One of my favorite authors, Jerry Yudelson, points out in his book, “Dry Run: Preventing the Next Urban Water Crisis,” only 3% of the water on earth is fresh water and two-thirds of that is locked up in glaciers and ice caps. In the past few years several areas of the country have suffered crippling droughts. In Texas the drought has been so severe that one town had to have water trucked in.

This industry can address those problems; we have all sorts of ways to save energy, save water, and save money.

I recently got a book in the mail from the conservative Heartland Institute entitled “Roosters of the Apocalypse.” In addition to being one of the funnier book titles I’ve seen lately, the point of the book is that we’ve been wasting our time. The blurb on the back cover of the book begins by stating, “Environmentalism is one of the biggest and most successful social movements of the late twentieth and early twenty-first centuries.”

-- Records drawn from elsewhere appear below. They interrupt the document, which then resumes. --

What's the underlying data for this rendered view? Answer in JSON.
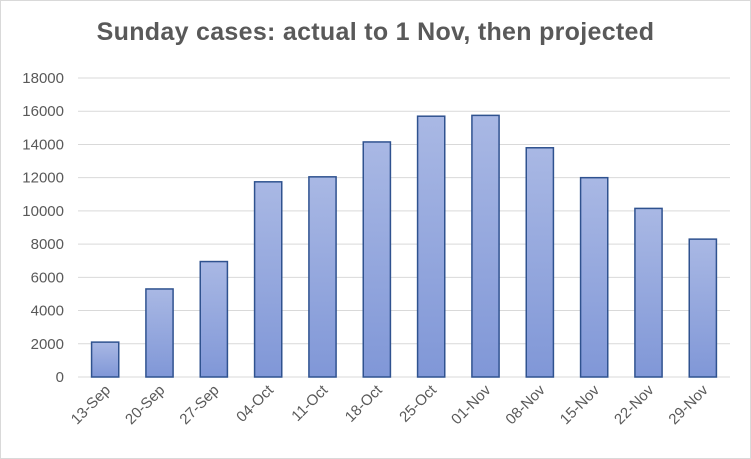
{
  "chart_data": {
    "type": "bar",
    "title": "Sunday cases: actual to 1 Nov, then projected",
    "xlabel": "",
    "ylabel": "",
    "categories": [
      "13-Sep",
      "20-Sep",
      "27-Sep",
      "04-Oct",
      "11-Oct",
      "18-Oct",
      "25-Oct",
      "01-Nov",
      "08-Nov",
      "15-Nov",
      "22-Nov",
      "29-Nov"
    ],
    "values": [
      2100,
      5300,
      6950,
      11750,
      12050,
      14150,
      15700,
      15750,
      13800,
      12000,
      10150,
      8300
    ],
    "ylim": [
      0,
      18000
    ],
    "yticks": [
      0,
      2000,
      4000,
      6000,
      8000,
      10000,
      12000,
      14000,
      16000,
      18000
    ],
    "grid": true,
    "legend": "none",
    "colors": {
      "bar_top": "#a9b8e4",
      "bar_bottom": "#8097d7",
      "bar_border": "#2f528f",
      "grid": "#d9d9d9",
      "text": "#595959"
    }
  }
}
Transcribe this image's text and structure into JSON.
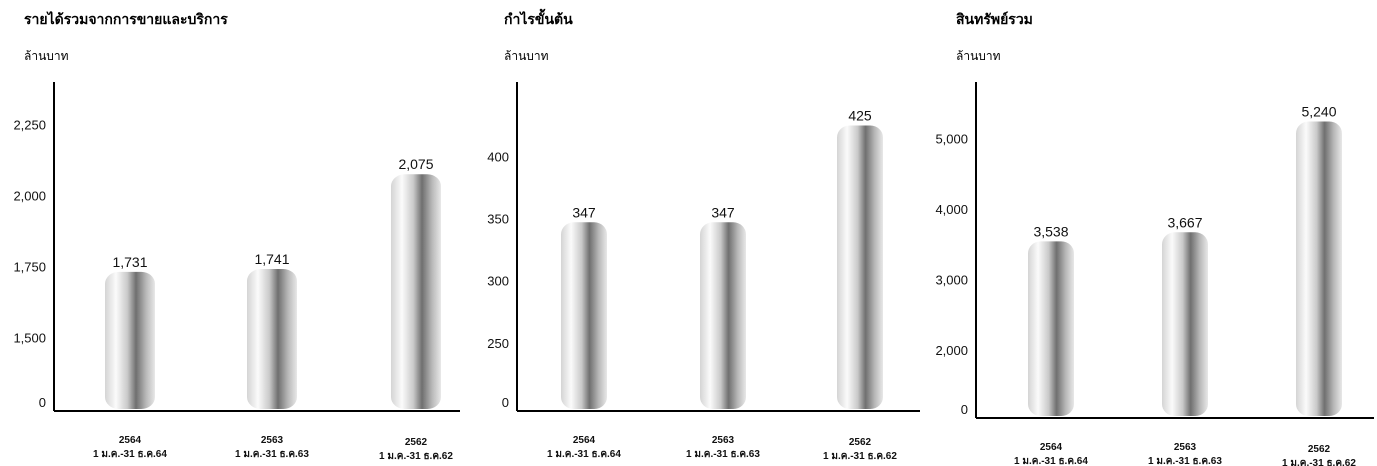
{
  "chart_data": [
    {
      "type": "bar",
      "title": "รายได้รวมจากการขายและบริการ",
      "unit": "ล้านบาท",
      "categories": [
        "2564",
        "2563",
        "2562"
      ],
      "category_sublabels": [
        "1 ม.ค.-31 ธ.ค.64",
        "1 ม.ค.-31 ธ.ค.63",
        "1 ม.ค.-31 ธ.ค.62"
      ],
      "values": [
        1731,
        1741,
        2075
      ],
      "value_labels": [
        "1,731",
        "1,741",
        "2,075"
      ],
      "yticks": [
        0,
        1500,
        1750,
        2000,
        2250
      ],
      "ytick_labels": [
        "0",
        "1,500",
        "1,750",
        "2,000",
        "2,250"
      ],
      "axis_break": true,
      "ylim": [
        1350,
        2400
      ]
    },
    {
      "type": "bar",
      "title": "กำไรขั้นต้น",
      "unit": "ล้านบาท",
      "categories": [
        "2564",
        "2563",
        "2562"
      ],
      "category_sublabels": [
        "1 ม.ค.-31 ธ.ค.64",
        "1 ม.ค.-31 ธ.ค.63",
        "1 ม.ค.-31 ธ.ค.62"
      ],
      "values": [
        347,
        347,
        425
      ],
      "value_labels": [
        "347",
        "347",
        "425"
      ],
      "yticks": [
        0,
        250,
        300,
        350,
        400
      ],
      "ytick_labels": [
        "0",
        "250",
        "300",
        "350",
        "400"
      ],
      "axis_break": true,
      "ylim": [
        220,
        460
      ]
    },
    {
      "type": "bar",
      "title": "สินทรัพย์รวม",
      "unit": "ล้านบาท",
      "categories": [
        "2564",
        "2563",
        "2562"
      ],
      "category_sublabels": [
        "1 ม.ค.-31 ธ.ค.64",
        "1 ม.ค.-31 ธ.ค.63",
        "1 ม.ค.-31 ธ.ค.62"
      ],
      "values": [
        3538,
        3667,
        5240
      ],
      "value_labels": [
        "3,538",
        "3,667",
        "5,240"
      ],
      "yticks": [
        0,
        2000,
        3000,
        4000,
        5000
      ],
      "ytick_labels": [
        "0",
        "2,000",
        "3,000",
        "4,000",
        "5,000"
      ],
      "axis_break": true,
      "ylim": [
        1500,
        5800
      ]
    }
  ]
}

That’s right, it says “social movement,” like fair trade or the Tea Party or animal rights. Any societal effort has to have a social movement as part of it because people, acting collectively, drive anything forward, whether it is veganism or green mechanical contracting. What struck me was the implication that what we do is divorced from science and engineering.

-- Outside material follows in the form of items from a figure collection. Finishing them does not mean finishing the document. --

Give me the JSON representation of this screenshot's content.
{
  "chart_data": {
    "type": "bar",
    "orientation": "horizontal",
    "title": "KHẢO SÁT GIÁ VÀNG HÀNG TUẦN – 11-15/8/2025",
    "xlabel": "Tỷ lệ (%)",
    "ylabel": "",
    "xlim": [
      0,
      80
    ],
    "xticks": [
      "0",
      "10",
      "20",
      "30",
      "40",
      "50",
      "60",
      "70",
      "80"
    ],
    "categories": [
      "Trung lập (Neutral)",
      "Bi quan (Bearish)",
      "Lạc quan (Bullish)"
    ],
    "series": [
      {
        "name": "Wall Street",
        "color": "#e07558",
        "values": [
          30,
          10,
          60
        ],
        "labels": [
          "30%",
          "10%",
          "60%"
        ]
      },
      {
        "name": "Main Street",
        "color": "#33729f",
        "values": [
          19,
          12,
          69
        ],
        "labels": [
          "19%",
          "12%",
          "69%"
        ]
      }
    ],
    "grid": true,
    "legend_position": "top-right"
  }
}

So all of you people who spend 13-hour days in hotel ballrooms debating the International Code Council’s International Green Construction Code are wasting your time. Men and women who participate in the International Association of Plumbing & Mechanical Officials’ Green Technical Committee? Go home. Grundfos Pumps, that link you Tweeted about “Selling Geothermal as a Hedge Against Rising Energy Prices”? That was a waste of 140 characters. All you kids from the University of Maryland or Purdue who competed in the Solar Decathlon? That was two years of your lives that you’ll never get back. That Wisconsin company that donated plumbing fixtures and fittings to Solar Decathlon houses for Purdue, Florida, Massachusetts, Ohio State, University of Illinois, and others? Kohler, what were you thinking? Our Contractor of the Year, John Smith, the Arizona Green Plumber? He’s spinning his wheels. Smith and my guy, Matt Erickson from C.J. Erickson Plumbing? Forget about all those Caroma HETs that you’re selling.

The issue has become so politicized that a guy I met who builds Net Zero houses in western Virginia who can’t use the word “green.” He talks about energy savings.

We are not, however, being social here, gathering over cookies and coffee to talk about our hopes and dreams. We’re selling real products that solve real problems, products that save energy, water and money.